Characterization
of Cbp subunits revealed that CbpA (Cthe_0393) binds only to cellotriose, CbpB (Cthe_1020) binds to cellodextrins of different lengths (G2-G5), while CbpC selleck compound and CbpD (Cthe_2128 and Cthe_2446, respectively) preferentially bind to G3-G5 cellodextrins [34]. Given the absence of cellodextrins longer than cellobiose (G2) in our growth medium, the absence of the latter transporters Cthe_2125-2128 and Cthe_2446-2449 is not surprising. While high expression levels of cellotriose ABC transporter were a bitsurprising given the cells were grown on cellobiose, studies have shown that C. thermocellum and other cellulolytic bacteria (ie. Fibrobacter succinogenes) are capable of producing cellotriose during growth on cellobiose via reversible cellodextrin phosphorylases [69, 70]. While the 2.8-fold increase in Cthe_1020 expression and Cell Cycle inhibitor 2.6-fold decrease in Cthe_0391 expression in stationary phase was statistically significant (V diff > 1), the other subunits of these transporters did not follow suit. Conversion of cellobiose to end-products Glycolysis In C. thermocellum, conversion of glucose to phosphoenolpyruvate (PEP)

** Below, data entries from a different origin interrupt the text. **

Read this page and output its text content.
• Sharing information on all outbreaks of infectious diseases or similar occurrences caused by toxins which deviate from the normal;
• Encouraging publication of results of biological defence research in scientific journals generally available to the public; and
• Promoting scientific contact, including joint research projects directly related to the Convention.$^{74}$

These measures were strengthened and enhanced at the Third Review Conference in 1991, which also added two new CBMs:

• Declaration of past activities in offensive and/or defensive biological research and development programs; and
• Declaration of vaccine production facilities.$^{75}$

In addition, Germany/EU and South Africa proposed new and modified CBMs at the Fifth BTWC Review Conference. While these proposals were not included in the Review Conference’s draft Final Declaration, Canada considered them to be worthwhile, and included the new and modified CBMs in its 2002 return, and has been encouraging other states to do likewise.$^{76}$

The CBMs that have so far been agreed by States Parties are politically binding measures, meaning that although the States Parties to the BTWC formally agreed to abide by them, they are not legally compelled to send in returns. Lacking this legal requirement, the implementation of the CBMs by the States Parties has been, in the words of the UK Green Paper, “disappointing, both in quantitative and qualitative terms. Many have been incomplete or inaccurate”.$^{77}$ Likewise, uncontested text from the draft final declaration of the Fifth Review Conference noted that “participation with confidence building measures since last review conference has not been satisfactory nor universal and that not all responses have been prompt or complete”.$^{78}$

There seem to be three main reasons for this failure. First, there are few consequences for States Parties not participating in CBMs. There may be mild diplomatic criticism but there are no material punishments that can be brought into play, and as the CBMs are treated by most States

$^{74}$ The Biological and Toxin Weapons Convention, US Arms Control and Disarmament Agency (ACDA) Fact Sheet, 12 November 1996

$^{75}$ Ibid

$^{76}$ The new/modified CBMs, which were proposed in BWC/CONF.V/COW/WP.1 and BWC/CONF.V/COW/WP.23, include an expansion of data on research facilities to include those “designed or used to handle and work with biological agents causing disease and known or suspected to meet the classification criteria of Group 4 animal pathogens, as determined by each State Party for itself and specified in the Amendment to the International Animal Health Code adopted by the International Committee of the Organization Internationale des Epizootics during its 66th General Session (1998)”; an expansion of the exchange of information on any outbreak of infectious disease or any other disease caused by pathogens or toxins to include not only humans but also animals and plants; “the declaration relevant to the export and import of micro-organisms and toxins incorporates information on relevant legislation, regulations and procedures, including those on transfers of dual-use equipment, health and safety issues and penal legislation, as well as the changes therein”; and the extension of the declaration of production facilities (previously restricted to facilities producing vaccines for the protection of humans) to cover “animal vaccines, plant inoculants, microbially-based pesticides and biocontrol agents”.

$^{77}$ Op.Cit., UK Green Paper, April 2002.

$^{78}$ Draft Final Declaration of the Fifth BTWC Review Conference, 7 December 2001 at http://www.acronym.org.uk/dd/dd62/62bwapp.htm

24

occurs via the Embden-Meyerhoff-Parnas pathway (Figure 2a, Additional file 4). All glycolytic proteins were detected in the top 20% (RAI > 0.83) of total proteins detected by 2D-HPLC-MS/MS, with a few exceptions. Glucose-6-P isomerase (Cthe_0217) had a RAI = 0.28, and one of the two encoded glucose
kinases (Cthe_0390) was not detected. While Idoxuridine glyceraldehyde-3-P dehydrogenase was the most highly expressed protein (RAI = 21.1) of all proteins detected, expression of subsequent proteins encoded in the predicted operon (Cthe_0137-0140) decreased respectively with increasing gene distance from glyceraldehyde-3-P dehydrogenase, suggesting transcriptional and/or post-transcriptional regulation of the operon. Protein expression profiles show that interconversion of fructose-1-P to fructose-1,6-bisphosphate can occur via pyrophosphate (PPi)-dependent 6-P-fructokinase (RAI = 5.64), which was detected at higher levels than ATP-dependent 6-P-fructokinases Cthe_1261 and Cthe_0389 (RAI = 1.47 and 1.06, respectively). Of the two encoded fructose-1,6-P aldolases (Cthe_0349 and Cthe_2938), only Cthe_0349 was detected. While seven copies of putative phosphoglycerate mutase are encoded, Cthe_0140, which is encoded in a predicted operon containing glyceraldehydes-3-P dehydrogenase, phosphoglycerate kinase, and triosephosphate isomerase (Cthe_0137-0139) shows maximal expression throughout fermentation, consistent with mRNA expression profiles on cellulose [37]. Expression of phosphoglycerate mutase Cthe_0946, Cthe_1292, and Cthe_0707 were also detected, albeit at lower levels than Cthe_0140, while Cthe_1435, Cthe_2449, and Cthe_3153 were not detected.